Un engouement renouvelé puisqu’en 2002, celui-ci incarnait déjà à la télévision le rôle de Don César, accompagné des non moins renommés Gérard Depardieu et Carole Bouquet. Onze ans plus tard, Jacques Weber troque son personnage premier pour celui de Don Salluste, et signe la mise en scène d’un Ruy Blas tout en modernité.
UNE AFFICHE ATTRAYANTE EN APPARENCE…
Weber en tête d’affiche. Voici de quoi séduire les afficionados. Lesquels ne s’attendaient certainement pas à retrouver en Don César de Bazan, cousin de Don Salluste et parfaite antithèse de ce dernier, l’acteur Kad Merad, loin de ses emplois habituels – plutôt de comédie – sur grand écran.
La distribution des deux rôles phares de la pièce – Ruy Blas et la reine d’Espagne – parachève l’étonnement. Pour les endosser, point de célébrités mais deux jeunes comédiens, Stéphane Caillard, récemment révélée dans le film Flo sous les traits de la navigatrice Florence Arthaud, et Basile Larié, tout juste sorti de la classe libre des Cours Florent.
Un casting éclectique qui, dès les premiers alexandrins, arbore nombre de ses faiblesses. Si le choix de regrouper sur scène des comédiens de différents horizons aurait pu fonctionner, mariant fraîcheur des plus jeunes et expérience des anciens, il n’en est rien. Le manque d’unité se fait sentir rapidement et s’enracine dès l’arrivée des seconds rôles – mi figurants, mi danseurs, mi chanteurs – dont les différentes attributions laissent pour le moins perplexe.

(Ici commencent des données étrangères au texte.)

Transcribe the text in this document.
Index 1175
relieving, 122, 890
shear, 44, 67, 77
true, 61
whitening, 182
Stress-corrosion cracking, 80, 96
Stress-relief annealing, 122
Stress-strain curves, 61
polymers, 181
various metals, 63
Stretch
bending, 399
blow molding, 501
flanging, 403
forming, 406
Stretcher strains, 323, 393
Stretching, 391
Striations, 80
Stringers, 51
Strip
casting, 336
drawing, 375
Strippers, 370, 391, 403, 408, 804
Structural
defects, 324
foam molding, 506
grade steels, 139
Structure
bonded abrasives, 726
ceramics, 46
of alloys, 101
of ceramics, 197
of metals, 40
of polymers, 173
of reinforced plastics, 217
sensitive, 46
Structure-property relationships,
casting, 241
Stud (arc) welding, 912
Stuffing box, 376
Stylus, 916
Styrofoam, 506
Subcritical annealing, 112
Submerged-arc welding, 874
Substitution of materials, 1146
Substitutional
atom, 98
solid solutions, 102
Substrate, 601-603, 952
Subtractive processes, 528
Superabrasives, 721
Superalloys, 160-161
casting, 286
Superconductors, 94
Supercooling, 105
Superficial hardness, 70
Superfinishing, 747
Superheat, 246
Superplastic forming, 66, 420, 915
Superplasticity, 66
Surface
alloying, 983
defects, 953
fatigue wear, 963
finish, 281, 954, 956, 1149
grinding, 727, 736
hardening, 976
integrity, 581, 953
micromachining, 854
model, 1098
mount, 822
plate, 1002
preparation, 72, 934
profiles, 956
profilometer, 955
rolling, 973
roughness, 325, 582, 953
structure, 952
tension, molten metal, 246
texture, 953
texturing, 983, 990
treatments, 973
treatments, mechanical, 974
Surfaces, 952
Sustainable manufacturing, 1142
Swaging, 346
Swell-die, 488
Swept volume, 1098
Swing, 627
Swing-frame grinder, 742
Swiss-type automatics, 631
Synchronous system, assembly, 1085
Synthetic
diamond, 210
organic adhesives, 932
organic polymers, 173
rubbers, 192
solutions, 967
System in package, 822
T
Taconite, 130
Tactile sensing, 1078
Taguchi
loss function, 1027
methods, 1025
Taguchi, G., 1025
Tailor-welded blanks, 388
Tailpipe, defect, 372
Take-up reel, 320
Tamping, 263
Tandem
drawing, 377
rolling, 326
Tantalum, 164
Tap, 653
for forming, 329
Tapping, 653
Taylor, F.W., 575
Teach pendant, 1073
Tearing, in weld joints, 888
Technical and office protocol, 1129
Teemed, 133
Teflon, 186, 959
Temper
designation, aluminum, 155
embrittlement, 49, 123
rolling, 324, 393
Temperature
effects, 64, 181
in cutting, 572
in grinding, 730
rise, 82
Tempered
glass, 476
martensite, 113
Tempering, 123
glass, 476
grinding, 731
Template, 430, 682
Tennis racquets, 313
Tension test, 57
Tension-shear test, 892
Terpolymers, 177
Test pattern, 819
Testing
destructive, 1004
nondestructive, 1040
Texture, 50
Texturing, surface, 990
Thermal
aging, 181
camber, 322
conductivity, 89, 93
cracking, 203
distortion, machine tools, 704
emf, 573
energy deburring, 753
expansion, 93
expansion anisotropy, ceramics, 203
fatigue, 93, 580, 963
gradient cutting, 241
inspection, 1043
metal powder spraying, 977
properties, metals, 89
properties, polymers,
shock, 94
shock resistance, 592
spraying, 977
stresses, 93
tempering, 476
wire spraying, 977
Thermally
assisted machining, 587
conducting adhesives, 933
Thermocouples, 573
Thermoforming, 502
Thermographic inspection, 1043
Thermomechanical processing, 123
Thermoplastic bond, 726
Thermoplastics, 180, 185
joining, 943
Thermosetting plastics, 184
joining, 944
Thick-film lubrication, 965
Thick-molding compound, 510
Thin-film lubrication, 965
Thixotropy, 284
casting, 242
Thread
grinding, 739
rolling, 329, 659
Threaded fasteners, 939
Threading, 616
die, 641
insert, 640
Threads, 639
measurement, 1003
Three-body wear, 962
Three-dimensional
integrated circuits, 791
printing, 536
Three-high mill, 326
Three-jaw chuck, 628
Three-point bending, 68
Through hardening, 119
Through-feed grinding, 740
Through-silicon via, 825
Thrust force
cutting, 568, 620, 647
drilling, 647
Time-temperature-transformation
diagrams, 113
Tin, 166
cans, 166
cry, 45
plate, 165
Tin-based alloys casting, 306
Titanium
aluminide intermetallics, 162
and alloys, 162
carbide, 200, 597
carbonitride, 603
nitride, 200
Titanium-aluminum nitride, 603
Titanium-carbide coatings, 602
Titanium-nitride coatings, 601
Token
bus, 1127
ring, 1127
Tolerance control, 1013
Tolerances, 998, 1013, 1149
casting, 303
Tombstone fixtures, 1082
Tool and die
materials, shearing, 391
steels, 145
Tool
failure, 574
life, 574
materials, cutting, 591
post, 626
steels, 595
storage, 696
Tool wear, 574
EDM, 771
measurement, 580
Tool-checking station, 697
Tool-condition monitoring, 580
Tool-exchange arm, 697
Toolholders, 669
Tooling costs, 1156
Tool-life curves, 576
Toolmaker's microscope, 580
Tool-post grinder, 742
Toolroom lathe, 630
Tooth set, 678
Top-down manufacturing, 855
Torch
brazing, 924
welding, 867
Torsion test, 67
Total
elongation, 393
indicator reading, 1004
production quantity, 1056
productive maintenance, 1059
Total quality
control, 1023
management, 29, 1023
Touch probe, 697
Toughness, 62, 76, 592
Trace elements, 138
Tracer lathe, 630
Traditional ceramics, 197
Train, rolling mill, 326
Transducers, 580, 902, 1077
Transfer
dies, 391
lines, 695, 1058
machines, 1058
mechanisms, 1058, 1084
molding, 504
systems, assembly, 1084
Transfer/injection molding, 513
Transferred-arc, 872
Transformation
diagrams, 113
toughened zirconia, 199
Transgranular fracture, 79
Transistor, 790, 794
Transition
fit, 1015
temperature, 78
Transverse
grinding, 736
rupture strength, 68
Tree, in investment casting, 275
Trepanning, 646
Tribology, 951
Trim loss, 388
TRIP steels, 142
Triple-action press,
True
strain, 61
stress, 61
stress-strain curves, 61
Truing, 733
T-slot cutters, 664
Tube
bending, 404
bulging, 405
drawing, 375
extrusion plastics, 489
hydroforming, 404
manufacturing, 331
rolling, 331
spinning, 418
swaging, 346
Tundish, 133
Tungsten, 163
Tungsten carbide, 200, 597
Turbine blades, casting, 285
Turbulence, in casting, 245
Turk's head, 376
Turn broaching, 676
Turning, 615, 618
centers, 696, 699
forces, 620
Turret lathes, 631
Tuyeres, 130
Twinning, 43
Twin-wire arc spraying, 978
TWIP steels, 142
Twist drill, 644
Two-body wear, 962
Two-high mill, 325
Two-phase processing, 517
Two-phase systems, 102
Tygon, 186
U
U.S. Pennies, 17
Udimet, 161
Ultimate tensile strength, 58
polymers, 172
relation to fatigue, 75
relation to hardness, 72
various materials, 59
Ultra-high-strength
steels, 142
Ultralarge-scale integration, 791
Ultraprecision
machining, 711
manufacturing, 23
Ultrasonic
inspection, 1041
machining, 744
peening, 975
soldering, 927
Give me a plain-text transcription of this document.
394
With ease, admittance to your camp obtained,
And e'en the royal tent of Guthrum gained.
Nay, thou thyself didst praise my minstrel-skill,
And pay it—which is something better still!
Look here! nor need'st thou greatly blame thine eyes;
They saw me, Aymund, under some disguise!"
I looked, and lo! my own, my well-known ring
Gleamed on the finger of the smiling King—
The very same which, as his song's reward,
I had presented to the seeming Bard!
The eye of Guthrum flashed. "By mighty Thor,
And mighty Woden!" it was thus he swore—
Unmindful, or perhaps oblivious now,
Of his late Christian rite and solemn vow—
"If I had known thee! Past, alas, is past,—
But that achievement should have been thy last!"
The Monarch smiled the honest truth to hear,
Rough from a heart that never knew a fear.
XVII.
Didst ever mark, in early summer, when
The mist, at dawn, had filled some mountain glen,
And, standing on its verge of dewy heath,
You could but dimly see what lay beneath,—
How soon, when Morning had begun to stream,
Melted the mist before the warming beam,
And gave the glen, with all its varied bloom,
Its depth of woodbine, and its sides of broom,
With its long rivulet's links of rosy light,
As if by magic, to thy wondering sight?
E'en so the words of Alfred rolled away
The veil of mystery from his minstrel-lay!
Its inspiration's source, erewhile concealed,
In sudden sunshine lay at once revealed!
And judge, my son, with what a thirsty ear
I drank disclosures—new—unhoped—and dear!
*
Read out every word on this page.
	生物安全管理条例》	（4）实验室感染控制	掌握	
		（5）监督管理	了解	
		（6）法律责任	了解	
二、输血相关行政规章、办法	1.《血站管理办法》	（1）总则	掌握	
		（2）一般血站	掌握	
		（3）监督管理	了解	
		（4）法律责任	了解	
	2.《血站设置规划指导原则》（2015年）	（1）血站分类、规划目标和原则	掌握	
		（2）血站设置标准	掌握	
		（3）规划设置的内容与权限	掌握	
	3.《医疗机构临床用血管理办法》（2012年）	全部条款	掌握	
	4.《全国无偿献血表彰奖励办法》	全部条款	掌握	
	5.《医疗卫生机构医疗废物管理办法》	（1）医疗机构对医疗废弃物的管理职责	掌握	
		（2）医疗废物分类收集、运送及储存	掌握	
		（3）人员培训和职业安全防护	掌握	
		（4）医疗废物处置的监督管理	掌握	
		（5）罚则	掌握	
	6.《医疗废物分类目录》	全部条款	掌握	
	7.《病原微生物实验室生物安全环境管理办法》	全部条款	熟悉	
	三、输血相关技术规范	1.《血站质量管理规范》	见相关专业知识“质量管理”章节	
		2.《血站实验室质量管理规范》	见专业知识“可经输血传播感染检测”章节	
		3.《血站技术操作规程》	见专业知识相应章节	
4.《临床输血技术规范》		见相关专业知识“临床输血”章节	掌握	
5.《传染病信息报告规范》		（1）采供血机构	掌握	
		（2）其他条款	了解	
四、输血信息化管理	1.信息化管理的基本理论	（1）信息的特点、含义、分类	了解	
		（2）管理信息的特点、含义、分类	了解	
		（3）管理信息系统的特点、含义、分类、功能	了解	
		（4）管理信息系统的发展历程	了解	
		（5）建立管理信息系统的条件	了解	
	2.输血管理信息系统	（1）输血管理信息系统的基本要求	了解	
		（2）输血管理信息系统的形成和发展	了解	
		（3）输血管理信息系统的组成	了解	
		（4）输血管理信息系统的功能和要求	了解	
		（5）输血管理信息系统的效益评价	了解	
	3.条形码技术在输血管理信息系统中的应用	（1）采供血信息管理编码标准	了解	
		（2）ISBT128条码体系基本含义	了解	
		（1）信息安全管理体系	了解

En somme, l’alchimie ne prend pas. On aurait pourtant aimé entendre le texte de Victor Hugo flamboyer à la hauteur de son ardeur dramaturgique. Basile Larié serait-il trop « frais » pour porter un rôle aussi lourd que celui de Ruy Blas ? Jacques Weber propose pour sa part un Don Salluste timoré à l’indolence regrettable, et reste fidèle à ses automatismes scéniques. Stéphane Caillard et Kad Merad forcent toutefois la surprise et réussissent à imprimer un rythme de jeu enlevé tout en apportant un certain éclat à leurs personnages respectifs.
« UNE MISE EN SCÈNE MODERNE qui CATAPULTe LA COUR D’ESPAGNE DANS UN LIEU INDÉFINI : trop D’ANACHRONISMES SONT DÉROUTANTS. »
UNE MISE EN SCÈNE PEU PROBANTE
Du côté de la mise en scène, la déception se fait également sentir. Jacques Weber fait ici le choix d’une mise en scène moderne, catapultant la cour d’Espagne dans un lieu indéfini dont les épars éléments de décors semblent toutefois évoquer un obscur sous-sol de bâtiment industriel. Soit. Les revisites sont faites pour exister là où on ne les attend pas. Or, tout parti pris impose une cohérence, dont Jacques Weber semble avoir fait l’économie.
Les décors et costumes se révèlent disparates entre fauteuils d’époque, sièges de cinéma, sacs de marché au design populaire, habits espagnols traditionnels, costards cravates … autant d’anachronismes pour le moins déroutants. On reste tout autant pantois devant les quelques audaces scéniques déboulant sans crier gare au gré du spectacle.
Pourquoi cette scène de music-hall servie par une chorégraphie plus que maladroite au début de l’acte IV ? Pourquoi faire des serviteurs de la cour des hommes de main semblant tout droit sortis de la brigade d’agents secrets de Men In Black ? Pourquoi n’user qu’une fois de projections vidéo dont la réelle utilité interroge ? En l’absence d’harmonie, voilà de quoi rester déconfit.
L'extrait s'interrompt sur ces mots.